Мальчик с ужасом посмотрел в спину отца и бросился к билетам. Карточки прилипли к перекидным мосткам и тихо трепетали на ветру, будто ждали, когда Сеташ их подберет.

Он не стал доделывать фонарь, и объяснять родителям тоже ничего не стал. Он чувствовал себя обессиленным. Спрятав билеты в карман, он просто вернулся домой. Вечер того дня был похож на утро: Саан и Ати делали вид, что не разговаривали, Сеташ делал вид, что не слышал разговор.

Последняя ночь была самой ужасной. Саан храпел в обнимку с вернувшимся псом. А Ати лежала и смотрела на Сеташа. Всю ночь мальчик ждал, что она встанет и попытается его убить. Тогда он прикасался к билетам, как к талисманам, которые должны были его спасти. От чего именно? Он не знал.

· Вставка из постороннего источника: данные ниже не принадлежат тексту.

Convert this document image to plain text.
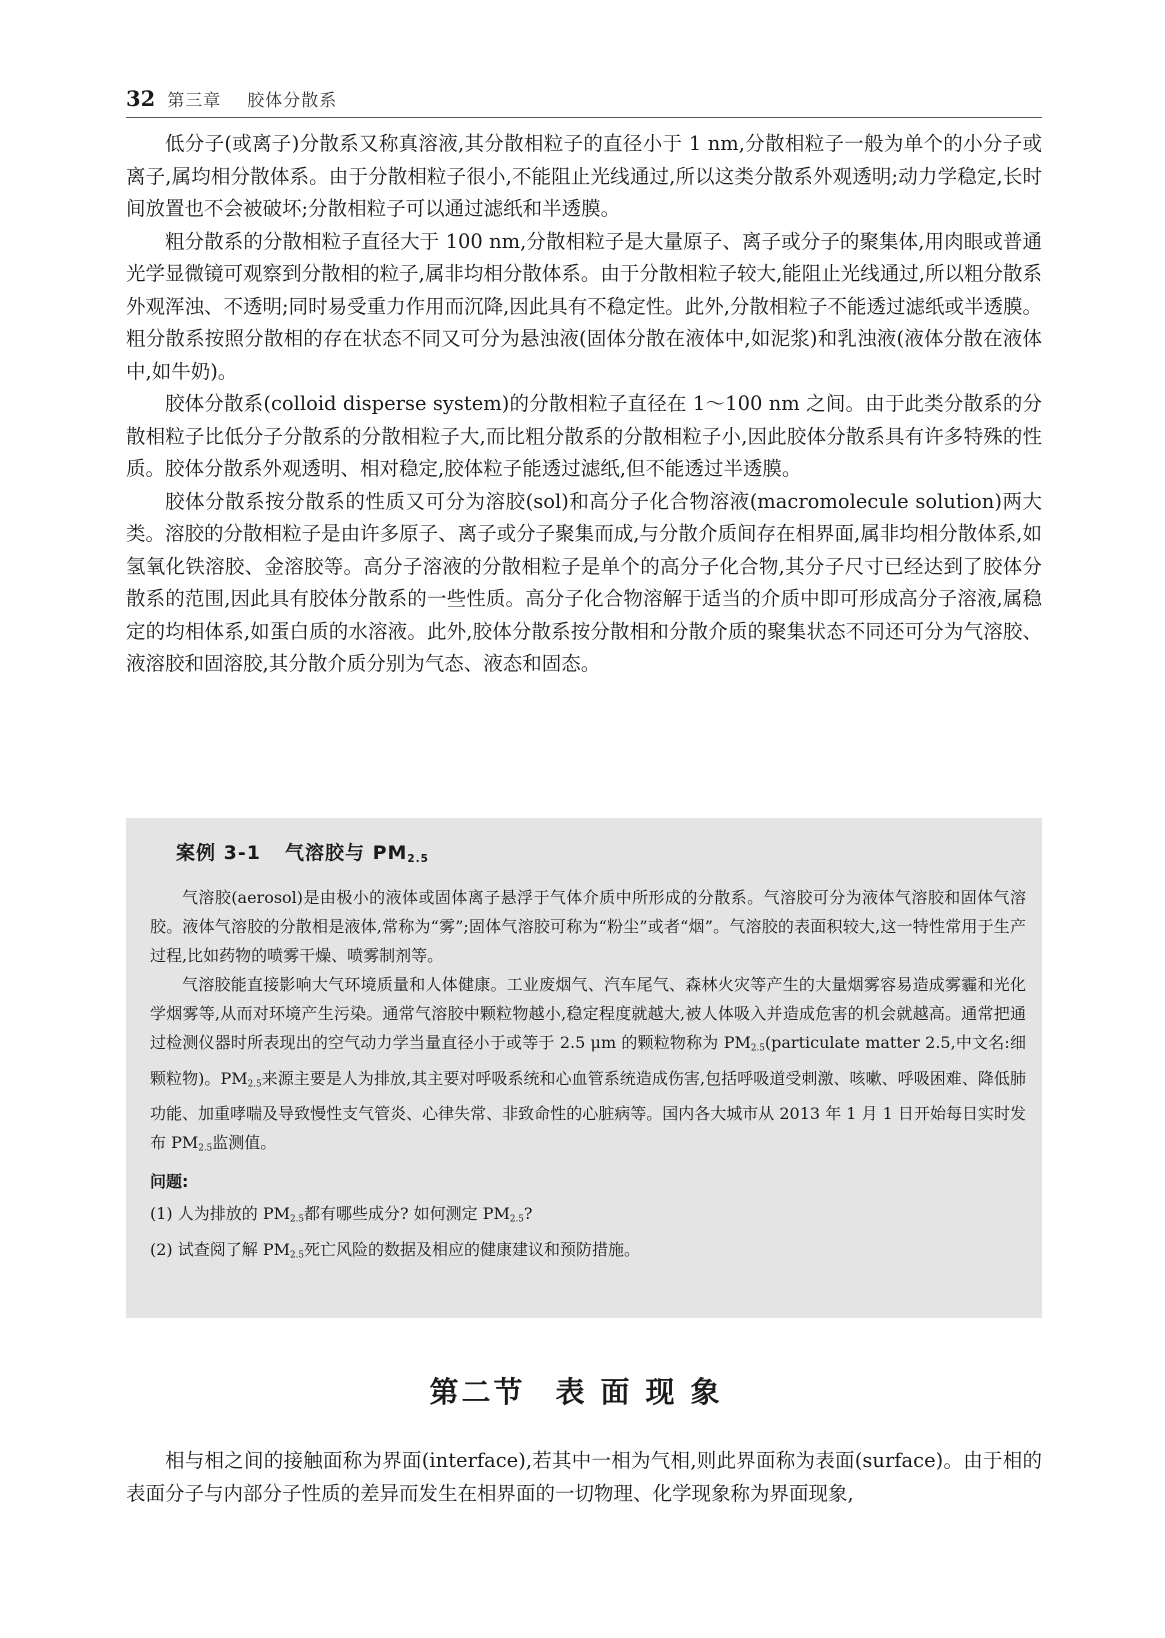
32 第三章 胶体分散系

低分子(或离子)分散系又称真溶液,其分散相粒子的直径小于 1 nm,分散相粒子一般为单个的小分子或离子,属均相分散体系。由于分散相粒子很小,不能阻止光线通过,所以这类分散系外观透明;动力学稳定,长时间放置也不会被破坏;分散相粒子可以通过滤纸和半透膜。

粗分散系的分散相粒子直径大于 100 nm,分散相粒子是大量原子、离子或分子的聚集体,用肉眼或普通光学显微镜可观察到分散相的粒子,属非均相分散体系。由于分散相粒子较大,能阻止光线通过,所以粗分散系外观浑浊、不透明;同时易受重力作用而沉降,因此具有不稳定性。此外,分散相粒子不能透过滤纸或半透膜。粗分散系按照分散相的存在状态不同又可分为悬浊液(固体分散在液体中,如泥浆)和乳浊液(液体分散在液体中,如牛奶)。

胶体分散系(colloid disperse system)的分散相粒子直径在 1～100 nm 之间。由于此类分散系的分散相粒子比低分子分散系的分散相粒子大,而比粗分散系的分散相粒子小,因此胶体分散系具有许多特殊的性质。胶体分散系外观透明、相对稳定,胶体粒子能透过滤纸,但不能透过半透膜。

胶体分散系按分散系的性质又可分为溶胶(sol)和高分子化合物溶液(macromolecule solution)两大类。溶胶的分散相粒子是由许多原子、离子或分子聚集而成,与分散介质间存在相界面,属非均相分散体系,如氢氧化铁溶胶、金溶胶等。高分子溶液的分散相粒子是单个的高分子化合物,其分子尺寸已经达到了胶体分散系的范围,因此具有胶体分散系的一些性质。高分子化合物溶解于适当的介质中即可形成高分子溶液,属稳定的均相体系,如蛋白质的水溶液。此外,胶体分散系按分散相和分散介质的聚集状态不同还可分为气溶胶、液溶胶和固溶胶,其分散介质分别为气态、液态和固态。

案例 3-1 气溶胶与 $PM_{2.5}$

气溶胶(aerosol)是由极小的液体或固体离子悬浮于气体介质中所形成的分散系。气溶胶可分为液体气溶胶和固体气溶胶。液体气溶胶的分散相是液体,常称为“雾”;固体气溶胶可称为“粉尘”或者“烟”。气溶胶的表面积较大,这一特性常用于生产过程,比如药物的喷雾干燥、喷雾制剂等。

气溶胶能直接影响大气环境质量和人体健康。工业废烟气、汽车尾气、森林火灾等产生的大量烟雾容易造成雾霾和光化学烟雾等,从而对环境产生污染。通常气溶胶中颗粒物越小,稳定程度就越大,被人体吸入并造成危害的机会就越高。通常把通过检测仪器时所表现出的空气动力学当量直径小于或等于 2.5 μm 的颗粒物称为 $PM_{2.5}(particulate$ matter 2.5,中文名:细颗粒物)。$PM_{2.5}$来源主要是人为排放,其主要对呼吸系统和心血管系统造成伤害,包括呼吸道受刺激、咳嗽、呼吸困难、降低肺功能、加重哮喘及导致慢性支气管炎、心律失常、非致命性的心脏病等。国内各大城市从 2013 年 1 月 1 日开始每日实时发布 $PM_{2.5}$监测值。

问题:
(1) 人为排放的 $PM_{2.5}$都有哪些成分? 如何测定 $PM_{2.5}$?
(2) 试查阅了解 $PM_{2.5}$死亡风险的数据及相应的健康建议和预防措施。
第二节 表面现象

相与相之间的接触面称为界面(interface),若其中一相为气相,则此界面称为表面(surface)。由于相的表面分子与内部分子性质的差异而发生在相界面的一切物理、化学现象称为界面现象,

Под утро Сеташ перевернулся на правый бок, на котором никогда не спал, и встретил ее остывший взгляд.

– Я ни в чем не виноват, – тихо сказал он.

Ати молча перевернулась на спину и сложила руки на груди. Теперь она была похожа на мертвеца. Она знала это. Она думала о том, что она и Саан, и все их будущие дети, и дети их детей умерли тем утром в Лимбе. Их прах все еще укрыт дырявым одеялом, а над ними все еще возвышается неприступная стена хайва.

Так они лежали до самого утра. Время растянулось в вязкий, бессонный, нескончаемый кошмар. Под утро Сеташ ненадолго уснул. Когда он очнулся, камень снова был с ним. От этого ему стало легче.

Глава 3

БЕГСТВО НА ЗАРНЕ

Ранним утром Сеташ ушел из гнездышка. У него был шанс ускользнуть до того, как Саан соберется на работу и они смогут где-нибудь столкнуться. Чтобы не попасться патрулям, предстояло срезать дорогу через не самые приятные места, но он был к этому готов. Ужас ночи на удивление быстро забылся – его захватила необычайность происходящего. В одном кармане лежал камень, в другом билеты. Путешествие, еще вчера недостижимая мечта, сейчас стало реальностью. Он уходил все дальше от дома. Калинмин спал, хотя до его пробуждения уже оставалось недолго. Его огни весело подмигивали Сеташу, когда он пробегал ненадежные пролеты.

Наконец, он добрался до стены хайва. Воздух здесь был свежее, пахло водой и рыбой. Неестественно длинные тени дозорных скользнули по дальним нагромождениям арматуры, послышался одиночный оклик, и снова над тысячами гнездышек повисла шелестящая тишина, нарушаемая лишь дыханием, храпом и скрипом. Сеташ ускорил шаги, миновал несколько гамаков и хибарку с балконом, на котором, приоткрыв один глаз, дремала собака. Дорожка на мгновение вывернула за стену, блеклый свет раннего утра ударил в глаза, и Сеташ, отмаргиваясь, снова повернул в полутьму хайва. Отсюда шел вниз крутой спуск.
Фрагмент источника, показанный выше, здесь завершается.